Weaving provocatively between home and school, the narrative powerfully unfurls the true story behind Thea’s expulsion from her family, but it isn’t long before the mystery of her past is rivaled by the question of how it will shape her future. Part scandalous love story, part heartbreaking family drama, The Yonahlossee Riding Camp for Girls is an immersive, transporting page-turner—a vivid, propulsive novel about sex, love, family, money, class, home, and horses, all set against the ominous threat of the Depression—and the major debut of an important new writer.


I am not one to gravitate towards adult novels, but there are certain ones that pull me in, and The Yonahlossee Riding Camp for Girls was one of them. I received my review copy at the Penguin Canada Spring/Summer preview event, and it was one of the only piles of arcs that were not touched. I picked up the book, read the back and decided that I would give it a try. And I am so glad that I did, because I would have missed a breathtakingly beautiful novel.
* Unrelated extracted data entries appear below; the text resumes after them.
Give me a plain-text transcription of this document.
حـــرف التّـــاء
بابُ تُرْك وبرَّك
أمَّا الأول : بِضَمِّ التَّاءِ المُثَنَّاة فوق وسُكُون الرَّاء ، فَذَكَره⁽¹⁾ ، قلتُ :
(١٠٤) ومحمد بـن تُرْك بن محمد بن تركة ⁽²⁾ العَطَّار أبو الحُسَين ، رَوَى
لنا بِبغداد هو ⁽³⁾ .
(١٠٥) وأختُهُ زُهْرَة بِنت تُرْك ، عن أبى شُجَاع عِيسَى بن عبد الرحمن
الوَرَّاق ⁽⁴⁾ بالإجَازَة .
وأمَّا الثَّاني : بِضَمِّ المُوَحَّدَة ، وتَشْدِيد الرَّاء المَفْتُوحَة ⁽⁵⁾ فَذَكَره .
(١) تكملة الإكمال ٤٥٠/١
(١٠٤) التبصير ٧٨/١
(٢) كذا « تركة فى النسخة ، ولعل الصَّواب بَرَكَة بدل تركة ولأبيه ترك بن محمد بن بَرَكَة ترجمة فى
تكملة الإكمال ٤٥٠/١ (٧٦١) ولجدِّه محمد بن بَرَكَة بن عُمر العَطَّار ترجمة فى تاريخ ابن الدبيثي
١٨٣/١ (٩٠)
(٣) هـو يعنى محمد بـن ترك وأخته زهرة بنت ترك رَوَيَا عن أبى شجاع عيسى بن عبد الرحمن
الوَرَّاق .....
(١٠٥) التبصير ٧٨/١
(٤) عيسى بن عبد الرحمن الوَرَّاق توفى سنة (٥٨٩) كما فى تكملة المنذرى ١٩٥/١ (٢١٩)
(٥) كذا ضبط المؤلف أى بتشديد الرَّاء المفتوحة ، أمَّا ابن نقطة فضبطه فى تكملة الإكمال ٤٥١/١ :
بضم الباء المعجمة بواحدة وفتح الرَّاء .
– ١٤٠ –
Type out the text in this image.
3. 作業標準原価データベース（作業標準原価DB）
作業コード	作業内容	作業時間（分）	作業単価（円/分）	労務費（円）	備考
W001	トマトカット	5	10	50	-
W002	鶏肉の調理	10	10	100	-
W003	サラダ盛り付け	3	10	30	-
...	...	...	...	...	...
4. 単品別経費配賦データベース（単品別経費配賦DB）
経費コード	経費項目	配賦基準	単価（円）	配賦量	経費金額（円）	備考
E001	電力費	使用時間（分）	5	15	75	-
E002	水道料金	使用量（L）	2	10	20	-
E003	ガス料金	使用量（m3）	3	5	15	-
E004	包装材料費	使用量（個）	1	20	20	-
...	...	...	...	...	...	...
Although the protagonist in this novel is only fifteen, this is far from a novel a fisteen year old girl should be reading. Set in the heart of The Great Depression, this story is heartbreaking and painful to read at times. It made me wonder if I could have survived during that time in history, and it made me wonder how our protaginist, Thea, did survive. She was sent to the Camp because of a unmentionable incident that happened earlier on in the year, and it threatened not only Theas repuation in society, but her families as well. This incident is hinted at throughout the novel, and I loved that the author reveal it to us through a series of small flashback that added so much tension to the story.

The best part of the novel was how true it was to its time period. Obviously I did not live through The Great Depression but I have family who did, and I thought the author did an amazing job at representing a very difficult time in history. I also loved that most of the confict came through the flashbacks, but also the letter correspondence  between Thea and her family, mainly her mother. This was the part that broke my heart the most because Thea just wanted approval from her parents that everything was going to be okay, and it was that lack of aprroval that lead her on a path that would shape the rst of her life.

During the progress of the novel we watch Thea grow up and make certain choices that are frowned upon by many, but they also made her into a different person. She grew up very fast at Yonahlosee and it was hard to read at times because she was only fifteen, yet after that year at the camp she seemed much too old. I really enjoyed this book, mostly for betrayal of a time period that was so foreign to my way of living and for making me invest in a character that, in the end, was not very likable. It was a great read.